W Ef 2,19 użył obrazu domostwa – w tamtej epoce życie często było oparte o rozbudowaną strukturę, która wykraczała poza małżeństwo z dziećmi, obejmowała kilka pokoleń i szeroki krąg krewnych i powinowatych. Łączył ich styl życia, wspólne miejsce i wspólne cele. Dom wymagał jedności wizji, zgody i harmonii. Dom nie znosi podziałów. Na przeszkodzie zachowania jedności w Kościele stały różnice narodowe i religijne – a szczególnie widoczny był podział między Żydami i poganami. W kilku wersetach Paweł pokazał, że Chrystus zburzył mur dzielący jednych od drugich.
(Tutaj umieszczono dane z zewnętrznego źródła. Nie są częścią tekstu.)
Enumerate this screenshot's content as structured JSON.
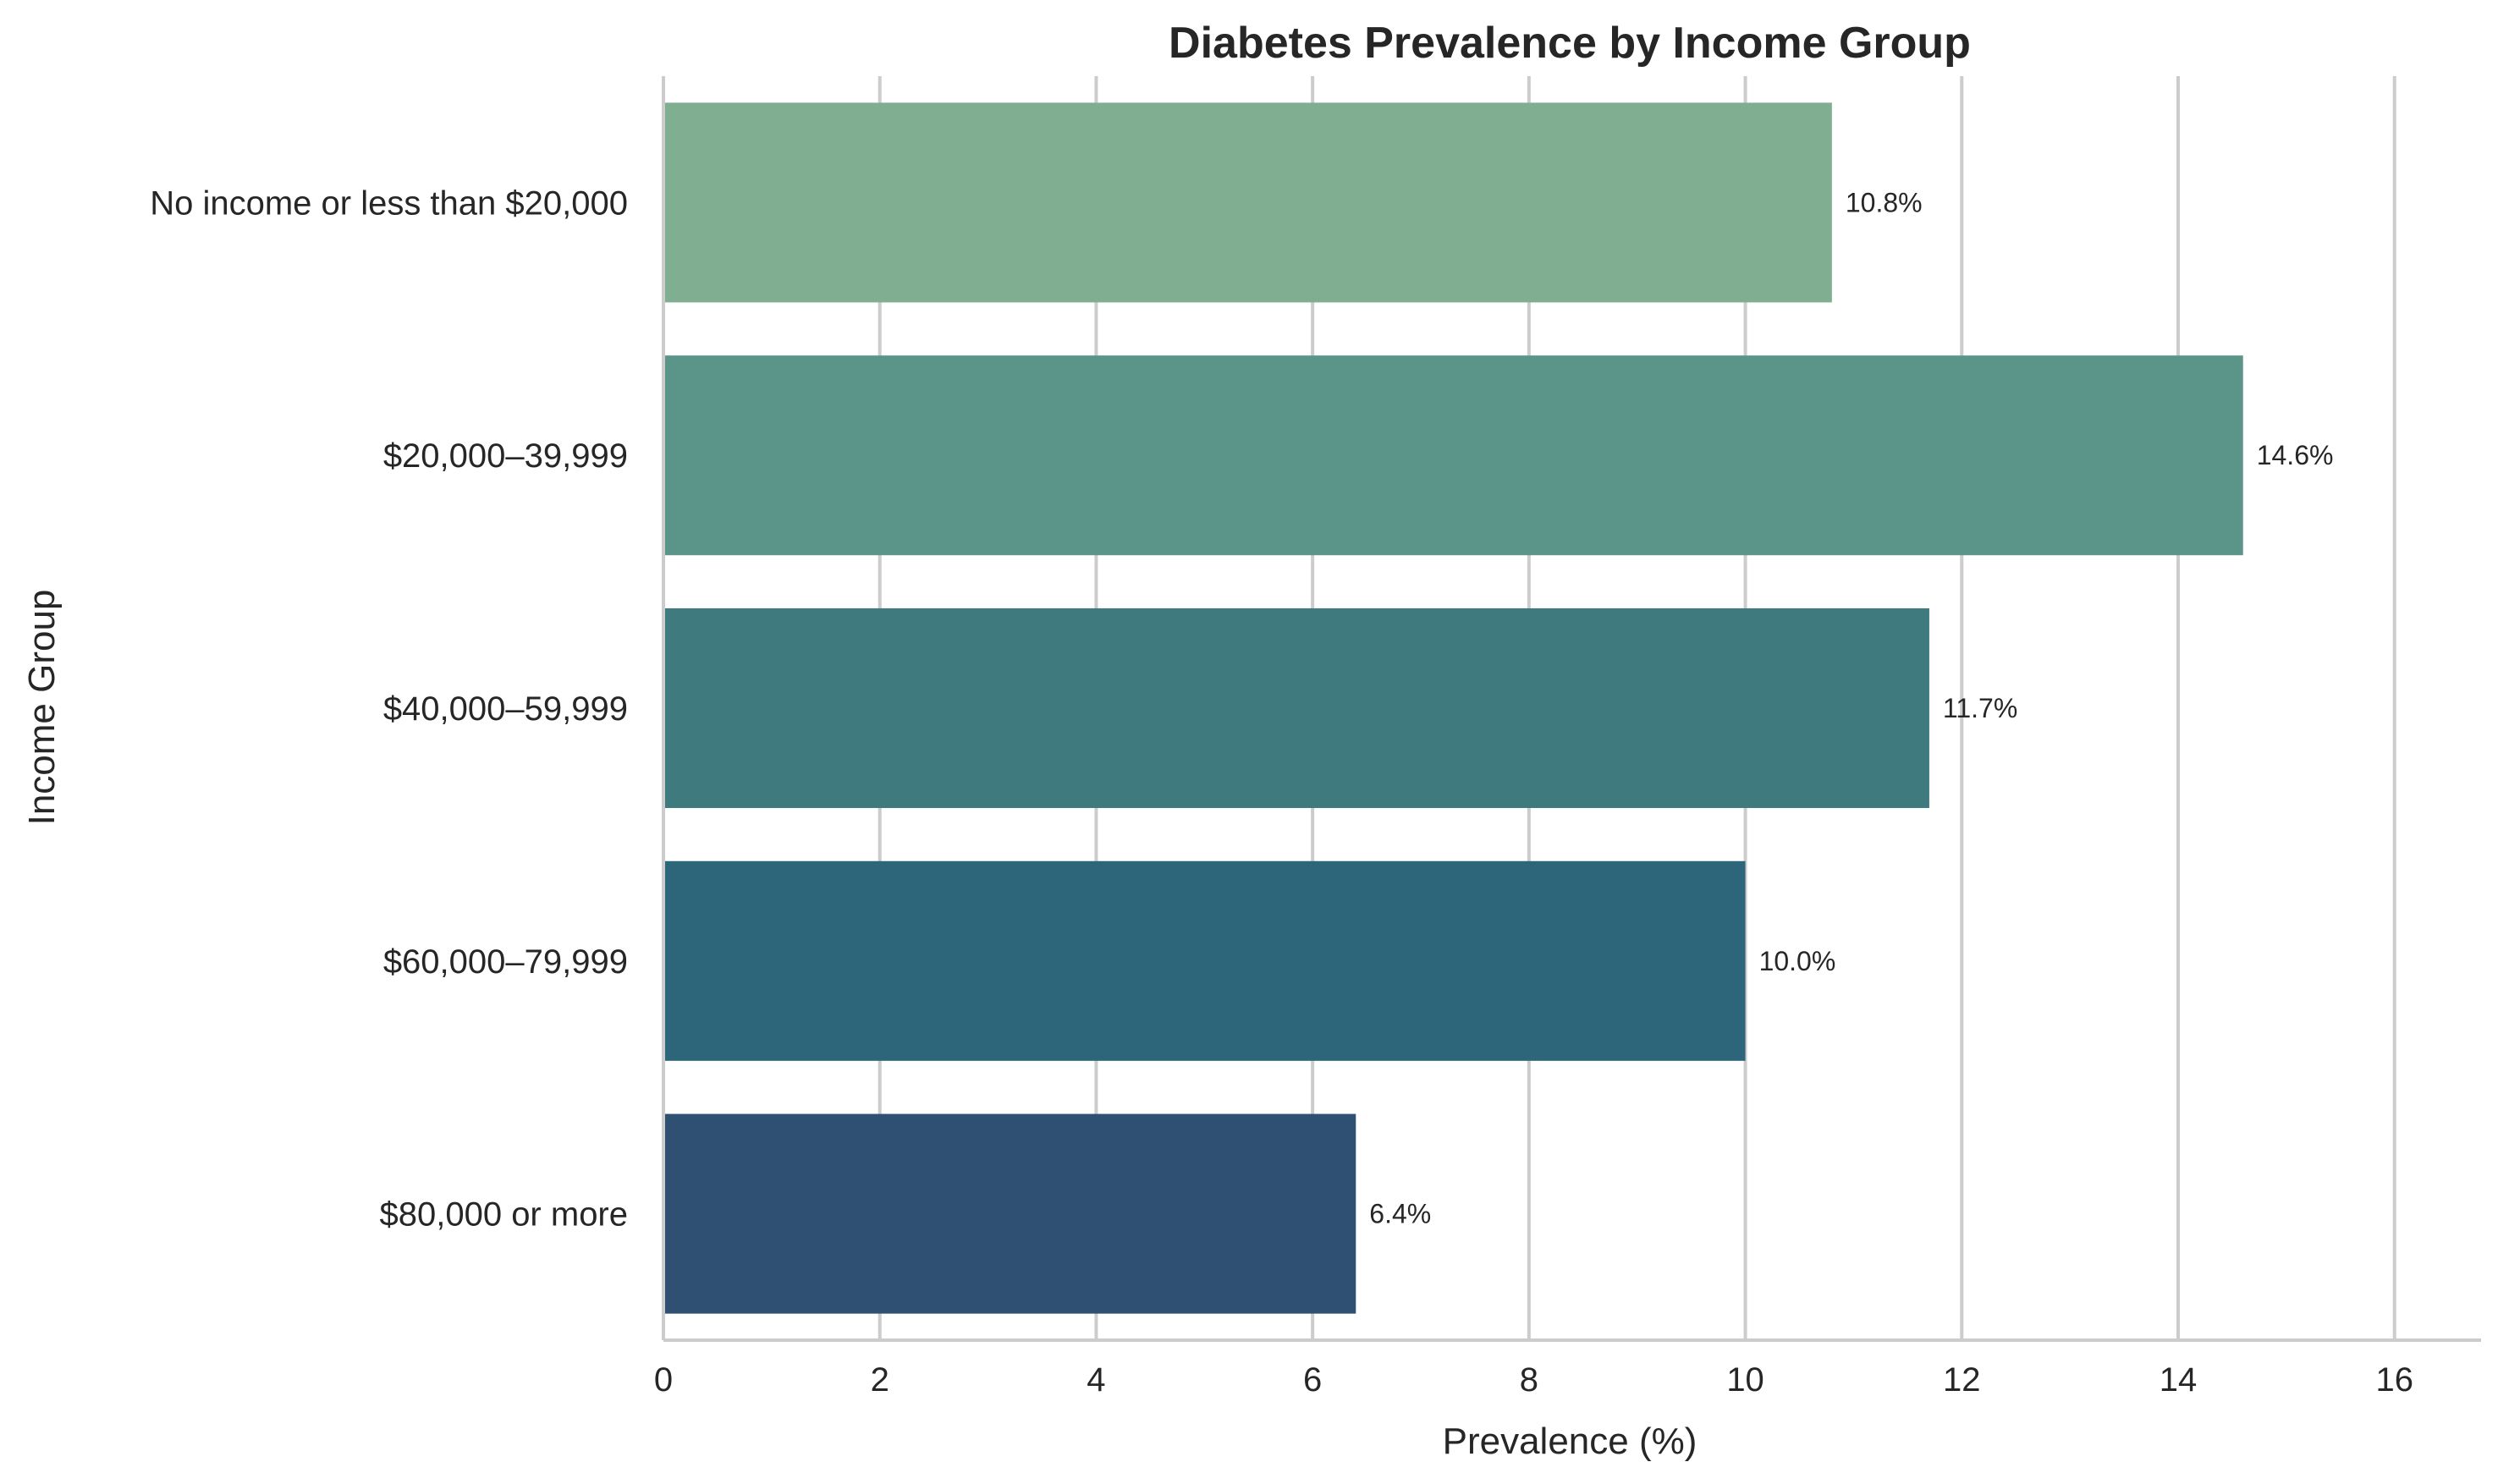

Możemy pozostawać jedną budowlą i jednym domostwem.

Jesteśmy złączeni przez krew Chrystusa – jako bracia i siostry, bez względu na płeć, wykształcenie, wiek i czy doświadczenie życiowe. Mamy troszczyć się jedni o drugich i nie pozwalać na odbudowywanie podziałów.

Struktura Bożego domu jest w założeniu prosta: kamień narożny to Pan Jezus Chrystus. To od Niego rozpoczyna się proces wznoszenia Budowli. Fundament stanowią apostołowie i prorocy. Mamy spisane przez nich Boże Słowo, żebyśmy nie musieli szukać ani budować innego fundamentu. Następnie zbliżając się do Kamienia Narożnego, kosztownego i wybranego, wierzący ludzie, jako kamienie żywe, budujemy się na Nim, tworzymy budowlę – święty przybytek, mieszkanie Boga w Duchu. Każdy wierzący zamieszkały jest przez Ducha Świętego – i staje się mieszkaniem Boga.

Czasem wątpisz w swoją rolę w Bożej budowli. Spójrz: nie ma tu miejsca dla ważnych i ważniejszych. Każda cegła ma swą rolę do spełnienia. Jeżeli ci się wydaje, że nie masz żadnych szczególnych darów, którymi możesz wesprzeć budowanie zboru czy kościoła – przyjrzyj się cegłom w murze. Są zwyczajne i pospolite, nie ma w nich nic niezwykłego. Dzięki zamysłowi budowniczego każda cegła opiera się na leżących pod spodem, wiąże się z sąsiednimi i sama daje oparcie następnym, tworząc budowlę zgodną z jego wolą, której ostateczny kształt nadaje budowniczy.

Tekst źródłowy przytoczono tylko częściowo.